One project calls for replacing two adjacent bridge structures, both of which are owned by Mercer County, on county Route 518 that crosses over Bedens Brook and a tributary to Bedens Brook, according to county officials.
Another bridge that is slated to be replaced is the bridge on county Route 546 (Washington Crossing-Pennington Road) that crosses over Woolsey’s Brook.
Public Service Electric and Gas Company (PSE&G) is currently relocating its poles and moving wires in the vicinity of the Route 518 bridge, county officials said. Then, Verizon and Comcast will move their wires. SJ Industries, formerly known as Elizabethtown Gas Co., will relocate its natural gas line.
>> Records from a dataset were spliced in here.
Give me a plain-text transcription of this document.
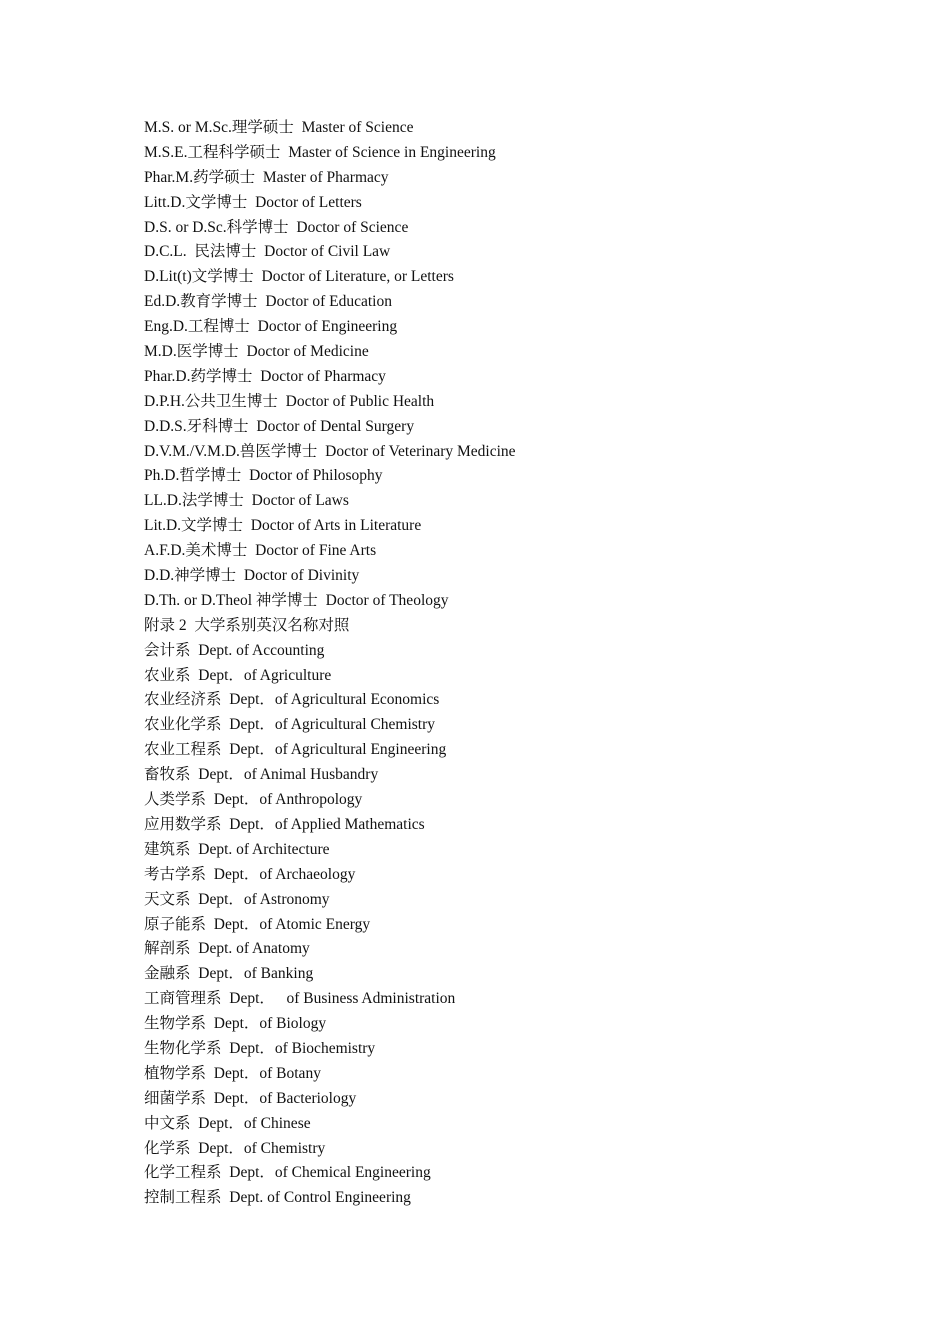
M.S. or M.Sc.理学硕士  Master of Science
M.S.E.工程科学硕士  Master of Science in Engineering
Phar.M.药学硕士  Master of Pharmacy
Litt.D.文学博士  Doctor of Letters
D.S. or D.Sc.科学博士  Doctor of Science
D.C.L.  民法博士  Doctor of Civil Law
D.Lit(t)文学博士  Doctor of Literature, or Letters
Ed.D.教育学博士  Doctor of Education
Eng.D.工程博士  Doctor of Engineering
M.D.医学博士  Doctor of Medicine
Phar.D.药学博士  Doctor of Pharmacy
D.P.H.公共卫生博士  Doctor of Public Health
D.D.S.牙科博士  Doctor of Dental Surgery
D.V.M./V.M.D.兽医学博士  Doctor of Veterinary Medicine
Ph.D.哲学博士  Doctor of Philosophy
LL.D.法学博士  Doctor of Laws
Lit.D.文学博士  Doctor of Arts in Literature
A.F.D.美术博士  Doctor of Fine Arts
D.D.神学博士  Doctor of Divinity
D.Th. or D.Theol 神学博士  Doctor of Theology
附录 2  大学系别英汉名称对照
会计系  Dept. of Accounting
农业系  Dept．of Agriculture
农业经济系  Dept．of Agricultural Economics
农业化学系  Dept．of Agricultural Chemistry
农业工程系  Dept．of Agricultural Engineering
畜牧系  Dept．of Animal Husbandry
人类学系  Dept．of Anthropology
应用数学系  Dept．of Applied Mathematics
建筑系  Dept. of Architecture
考古学系  Dept．of Archaeology
天文系  Dept．of Astronomy
原子能系  Dept．of Atomic Energy
解剖系  Dept. of Anatomy
金融系  Dept．of Banking
工商管理系  Dept．   of Business Administration
生物学系  Dept．of Biology
生物化学系  Dept．of Biochemistry
植物学系  Dept．of Botany
细菌学系  Dept．of Bacteriology
中文系  Dept．of Chinese
化学系  Dept．of Chemistry
化学工程系  Dept．of Chemical Engineering
控制工程系  Dept. of Control Engineering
The Mercer County Engineering Division is hopeful the utility relocation work will be completed by late September. The next step would be for county officials to advertise the project, seek bids and award a contract.
Work on the Route 518 bridge project could begin in December. It will take about eight months to complete. Because the affected portion of Route 518 will be closed around the clock, a detour will be set up.
The bridge project over Woolsey’s Creek on Route 546 will follow a similar schedule, county officials said.
PSE&G will relocate its poles and lines, and then Verizon and Comcast can move their wires. SJ Industries will relocate its natural gas line.
Then, county officials will advertise the project and award a contract, most likely in January 2019. Work will begin soon after and last about six months.
The affected section of Route 546 will be closed around the clock, so a detour will be posted for motorists.
The grant funding for the projects is part of the DOT’s Local Bridge, Future Needs grant program. The grant program is funded through the DOT’s Transportation Trust Fund. The grants are intended to help counties focus on bridges under their control that have the greatest structural deficiencies.